If generative AI tools such as ChatGPT, Gemini, Copilot, Claude, DALL·E, Midjourney, or similar systems are used in the preparation of a submission, such use must be clearly disclosed in accordance with the Journal Submission Guidelines.

Authors remain fully responsible for the factual accuracy, originality, legality, and integrity of all submitted material. Generative AI tools shall not be listed as authors or co-authors.

Undisclosed or misleading use of generative AI that materially affects the content of the submission may be treated as an ethical violation.


Chapter 4. Investigation and Sanctions

Article 12. Research Ethics Committee

APJLCE shall maintain a Research Ethics Committee for the review of serious ethical concerns and alleged violations of these Regulations.

The Committee shall ordinarily consist of the Editor-in-Chief as Chair, selected Editorial Board members, and any additional members or advisors designated by the Board where necessary.

Where the Editor-in-Chief has a conflict of interest, the Committee shall designate another appropriate member to chair the matter.

Article 13. Reporting and Preliminary Assessment

Allegations of ethical violation may be raised by reviewers, editors, Board members, readers, informants, or other relevant parties and should, where possible, be supported by specific evidence or grounds.

Upon receipt of a report, the Editor-in-Chief or the Research Ethics Committee shall conduct a preliminary assessment to determine whether the allegation is credible, falls within the scope of these Regulations, and requires further action.

Manifestly unfounded or unsupported allegations may be dismissed at the preliminary stage, with reasons recorded.

Article 14. Investigation Procedure and Due Process

Where a matter proceeds beyond preliminary assessment, the Research Ethics Committee shall review the relevant materials and conduct such inquiry as it deems appropriate.

The person whose conduct is under review shall ordinarily be informed of the substance of the allegation and shall be given a reasonable opportunity to submit an explanation, response, clarification, or supporting material.

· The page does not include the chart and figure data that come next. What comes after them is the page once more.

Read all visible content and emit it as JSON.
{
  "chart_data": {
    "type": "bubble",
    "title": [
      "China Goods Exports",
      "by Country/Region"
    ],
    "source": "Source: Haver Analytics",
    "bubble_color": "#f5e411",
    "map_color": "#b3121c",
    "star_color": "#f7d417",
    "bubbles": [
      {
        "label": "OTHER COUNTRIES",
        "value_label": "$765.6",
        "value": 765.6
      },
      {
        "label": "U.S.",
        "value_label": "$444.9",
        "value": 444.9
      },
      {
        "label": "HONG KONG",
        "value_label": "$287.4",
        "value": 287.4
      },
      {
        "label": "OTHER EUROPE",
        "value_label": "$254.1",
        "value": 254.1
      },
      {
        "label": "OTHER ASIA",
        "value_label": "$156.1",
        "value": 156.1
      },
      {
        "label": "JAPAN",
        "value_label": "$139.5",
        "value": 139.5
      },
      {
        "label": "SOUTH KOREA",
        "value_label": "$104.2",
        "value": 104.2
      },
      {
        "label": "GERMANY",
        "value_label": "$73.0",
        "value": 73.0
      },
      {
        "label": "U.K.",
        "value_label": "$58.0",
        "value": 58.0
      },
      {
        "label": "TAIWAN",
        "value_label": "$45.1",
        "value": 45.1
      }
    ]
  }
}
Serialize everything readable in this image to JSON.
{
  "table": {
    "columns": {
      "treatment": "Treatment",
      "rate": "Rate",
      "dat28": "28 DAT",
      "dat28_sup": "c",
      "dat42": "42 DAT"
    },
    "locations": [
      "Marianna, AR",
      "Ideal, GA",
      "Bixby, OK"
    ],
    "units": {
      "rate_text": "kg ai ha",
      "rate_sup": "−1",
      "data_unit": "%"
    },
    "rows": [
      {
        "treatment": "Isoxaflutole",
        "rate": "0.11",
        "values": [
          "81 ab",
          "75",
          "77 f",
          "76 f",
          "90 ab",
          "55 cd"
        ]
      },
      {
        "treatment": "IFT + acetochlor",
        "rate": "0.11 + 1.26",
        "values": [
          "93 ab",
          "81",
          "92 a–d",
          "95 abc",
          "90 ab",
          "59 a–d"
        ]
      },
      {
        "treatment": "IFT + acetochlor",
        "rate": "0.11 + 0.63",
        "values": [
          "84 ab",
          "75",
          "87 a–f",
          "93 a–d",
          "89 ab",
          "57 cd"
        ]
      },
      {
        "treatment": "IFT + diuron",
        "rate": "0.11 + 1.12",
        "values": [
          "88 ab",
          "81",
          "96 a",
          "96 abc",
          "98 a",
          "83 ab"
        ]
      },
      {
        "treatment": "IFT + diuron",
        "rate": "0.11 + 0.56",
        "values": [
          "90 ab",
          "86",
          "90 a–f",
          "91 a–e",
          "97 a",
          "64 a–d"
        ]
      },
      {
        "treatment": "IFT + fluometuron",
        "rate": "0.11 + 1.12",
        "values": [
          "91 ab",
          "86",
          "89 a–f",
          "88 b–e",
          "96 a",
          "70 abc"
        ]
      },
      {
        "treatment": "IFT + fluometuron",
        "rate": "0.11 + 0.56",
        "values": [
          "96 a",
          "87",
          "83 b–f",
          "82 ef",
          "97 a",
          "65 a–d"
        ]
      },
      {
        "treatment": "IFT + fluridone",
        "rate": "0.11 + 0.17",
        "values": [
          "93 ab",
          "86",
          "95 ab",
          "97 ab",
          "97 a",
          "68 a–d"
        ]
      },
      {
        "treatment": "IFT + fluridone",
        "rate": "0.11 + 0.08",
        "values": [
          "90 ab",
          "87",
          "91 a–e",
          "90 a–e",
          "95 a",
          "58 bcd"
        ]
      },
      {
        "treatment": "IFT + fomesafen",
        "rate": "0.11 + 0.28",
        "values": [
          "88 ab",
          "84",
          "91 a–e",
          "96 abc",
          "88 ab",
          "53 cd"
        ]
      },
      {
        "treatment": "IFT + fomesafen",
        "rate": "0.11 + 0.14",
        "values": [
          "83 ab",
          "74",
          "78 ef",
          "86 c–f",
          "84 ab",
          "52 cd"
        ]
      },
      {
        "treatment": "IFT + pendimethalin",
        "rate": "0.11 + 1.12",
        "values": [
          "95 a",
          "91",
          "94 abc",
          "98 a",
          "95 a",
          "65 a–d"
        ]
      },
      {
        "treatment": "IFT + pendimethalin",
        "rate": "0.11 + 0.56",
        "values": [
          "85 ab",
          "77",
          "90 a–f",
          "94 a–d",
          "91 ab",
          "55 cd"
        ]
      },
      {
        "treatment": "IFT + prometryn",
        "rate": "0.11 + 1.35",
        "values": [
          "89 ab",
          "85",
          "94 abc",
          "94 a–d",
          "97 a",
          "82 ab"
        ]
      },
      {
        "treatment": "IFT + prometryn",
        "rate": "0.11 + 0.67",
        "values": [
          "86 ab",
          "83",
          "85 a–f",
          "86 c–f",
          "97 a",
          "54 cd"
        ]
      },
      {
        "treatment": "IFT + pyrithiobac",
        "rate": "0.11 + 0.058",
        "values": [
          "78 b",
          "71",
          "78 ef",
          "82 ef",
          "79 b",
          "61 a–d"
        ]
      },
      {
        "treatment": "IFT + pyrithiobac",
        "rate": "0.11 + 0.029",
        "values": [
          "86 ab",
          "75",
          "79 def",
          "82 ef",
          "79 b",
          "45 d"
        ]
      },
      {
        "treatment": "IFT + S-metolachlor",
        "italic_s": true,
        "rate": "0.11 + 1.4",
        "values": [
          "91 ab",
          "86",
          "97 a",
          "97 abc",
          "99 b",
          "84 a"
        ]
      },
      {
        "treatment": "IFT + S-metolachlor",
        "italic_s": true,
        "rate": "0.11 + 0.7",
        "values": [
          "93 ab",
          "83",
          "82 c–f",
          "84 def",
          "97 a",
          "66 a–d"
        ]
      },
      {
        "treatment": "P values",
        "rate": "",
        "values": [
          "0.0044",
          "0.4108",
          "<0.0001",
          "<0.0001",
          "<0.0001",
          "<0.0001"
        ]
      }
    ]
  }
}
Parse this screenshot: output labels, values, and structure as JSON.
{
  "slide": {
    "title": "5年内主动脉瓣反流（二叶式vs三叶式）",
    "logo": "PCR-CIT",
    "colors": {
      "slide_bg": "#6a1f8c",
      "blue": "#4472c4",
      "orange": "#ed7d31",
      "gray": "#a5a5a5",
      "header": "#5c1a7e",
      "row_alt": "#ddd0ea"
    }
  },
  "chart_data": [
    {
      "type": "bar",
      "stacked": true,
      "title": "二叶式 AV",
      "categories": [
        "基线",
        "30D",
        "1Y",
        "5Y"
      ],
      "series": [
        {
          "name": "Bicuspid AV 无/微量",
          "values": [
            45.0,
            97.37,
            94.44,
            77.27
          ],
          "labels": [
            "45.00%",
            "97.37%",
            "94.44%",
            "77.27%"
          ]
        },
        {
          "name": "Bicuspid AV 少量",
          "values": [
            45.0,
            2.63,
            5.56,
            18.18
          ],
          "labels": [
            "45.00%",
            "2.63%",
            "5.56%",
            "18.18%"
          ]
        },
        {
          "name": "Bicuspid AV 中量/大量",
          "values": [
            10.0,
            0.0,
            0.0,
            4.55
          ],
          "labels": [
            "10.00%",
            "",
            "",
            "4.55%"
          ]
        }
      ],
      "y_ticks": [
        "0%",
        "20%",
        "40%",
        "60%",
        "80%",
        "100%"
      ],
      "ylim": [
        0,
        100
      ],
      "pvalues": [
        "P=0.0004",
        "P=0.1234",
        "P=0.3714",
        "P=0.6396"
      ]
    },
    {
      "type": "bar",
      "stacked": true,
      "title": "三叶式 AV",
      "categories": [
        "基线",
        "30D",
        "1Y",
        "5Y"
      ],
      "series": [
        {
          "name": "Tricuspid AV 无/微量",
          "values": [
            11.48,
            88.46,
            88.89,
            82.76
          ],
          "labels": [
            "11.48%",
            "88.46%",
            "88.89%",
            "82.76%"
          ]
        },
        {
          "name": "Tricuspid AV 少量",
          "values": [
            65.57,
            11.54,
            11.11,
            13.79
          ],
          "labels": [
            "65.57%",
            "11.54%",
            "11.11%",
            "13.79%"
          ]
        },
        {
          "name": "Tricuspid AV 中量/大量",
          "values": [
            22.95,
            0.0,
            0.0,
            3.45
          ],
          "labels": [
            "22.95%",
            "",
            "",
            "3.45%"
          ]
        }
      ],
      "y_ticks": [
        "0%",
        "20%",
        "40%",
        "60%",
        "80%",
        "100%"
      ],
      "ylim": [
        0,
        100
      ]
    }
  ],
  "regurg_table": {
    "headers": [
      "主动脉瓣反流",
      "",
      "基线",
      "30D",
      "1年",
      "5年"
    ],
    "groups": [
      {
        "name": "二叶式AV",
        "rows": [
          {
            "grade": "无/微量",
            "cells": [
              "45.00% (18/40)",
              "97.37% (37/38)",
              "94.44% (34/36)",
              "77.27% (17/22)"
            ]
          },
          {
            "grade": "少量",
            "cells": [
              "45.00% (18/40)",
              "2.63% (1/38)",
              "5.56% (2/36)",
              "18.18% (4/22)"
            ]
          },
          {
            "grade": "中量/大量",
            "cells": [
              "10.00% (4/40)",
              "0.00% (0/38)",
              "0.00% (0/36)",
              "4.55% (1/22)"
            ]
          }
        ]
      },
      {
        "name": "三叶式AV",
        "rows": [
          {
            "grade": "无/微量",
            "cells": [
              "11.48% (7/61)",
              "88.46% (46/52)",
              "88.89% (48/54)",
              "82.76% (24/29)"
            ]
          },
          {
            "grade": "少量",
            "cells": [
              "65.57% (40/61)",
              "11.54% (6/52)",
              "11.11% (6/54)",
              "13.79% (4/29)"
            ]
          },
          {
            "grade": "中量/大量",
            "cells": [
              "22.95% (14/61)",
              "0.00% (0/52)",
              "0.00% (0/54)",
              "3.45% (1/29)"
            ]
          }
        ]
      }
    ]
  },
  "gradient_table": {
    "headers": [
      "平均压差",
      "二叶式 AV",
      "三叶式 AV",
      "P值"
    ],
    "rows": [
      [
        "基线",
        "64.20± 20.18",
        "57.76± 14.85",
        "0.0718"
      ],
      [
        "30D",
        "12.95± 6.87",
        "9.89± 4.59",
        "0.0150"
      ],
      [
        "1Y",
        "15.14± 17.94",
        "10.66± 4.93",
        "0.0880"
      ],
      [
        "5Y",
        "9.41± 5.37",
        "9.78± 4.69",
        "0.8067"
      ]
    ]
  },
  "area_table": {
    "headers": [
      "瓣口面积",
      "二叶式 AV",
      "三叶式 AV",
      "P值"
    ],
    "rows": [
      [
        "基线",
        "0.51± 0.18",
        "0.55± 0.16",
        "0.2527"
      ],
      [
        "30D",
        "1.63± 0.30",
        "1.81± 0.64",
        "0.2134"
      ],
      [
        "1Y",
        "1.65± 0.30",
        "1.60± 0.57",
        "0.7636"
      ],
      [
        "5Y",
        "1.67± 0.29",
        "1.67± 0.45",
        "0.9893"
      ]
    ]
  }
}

The Committee may review the submission, related publications, reviewer reports, editorial records, similarity reports, correspondence, and other relevant material.

Proceedings shall be conducted fairly, impartially, and confidentially.

Article 15. Decision, Measures, and Sanctions

Where a violation is established, the Committee shall report its findings and recommended action to the Board and, where necessary, to the President or another appropriate governing body of the Association.

Possible measures include rejection of the manuscript, return for correction or clarification, suspension or termination of the review process, publication of a correction or clarification, publication of an expression of concern, retraction, removal in exceptional legal or ethical circumstances, temporary prohibition on submission to APJLCE, and notification to the relevant institution or funding body where justified by the seriousness of the case.

In serious cases involving plagiarism, duplicate publication, fabrication, falsification, or other grave misconduct, a submission ban of up to five years or more may be imposed depending on the circumstances.

Article 16. Post-Publication Ethics and Recordkeeping

Ethical responsibility continues after publication. If credible evidence of serious error, plagiarism, duplicate publication, fabrication, falsification, authorship abuse, or other misconduct is discovered after publication, the journal may undertake post-publication review and issue a correction, expression of concern, or retraction as appropriate.

The journal shall maintain appropriate records relating to ethical complaints, investigations, decisions, and actions taken. All persons involved in ethical review procedures shall preserve confidentiality except where disclosure is necessary for due process, correction of the scholarly record, institutional notification, or legal compliance.


Addendum

Article 1. Effective Date

These revised Research Ethics Regulations shall take effect on the date of approval by the Association and shall supersede the previous Research Ethics Regulations of APJLCE.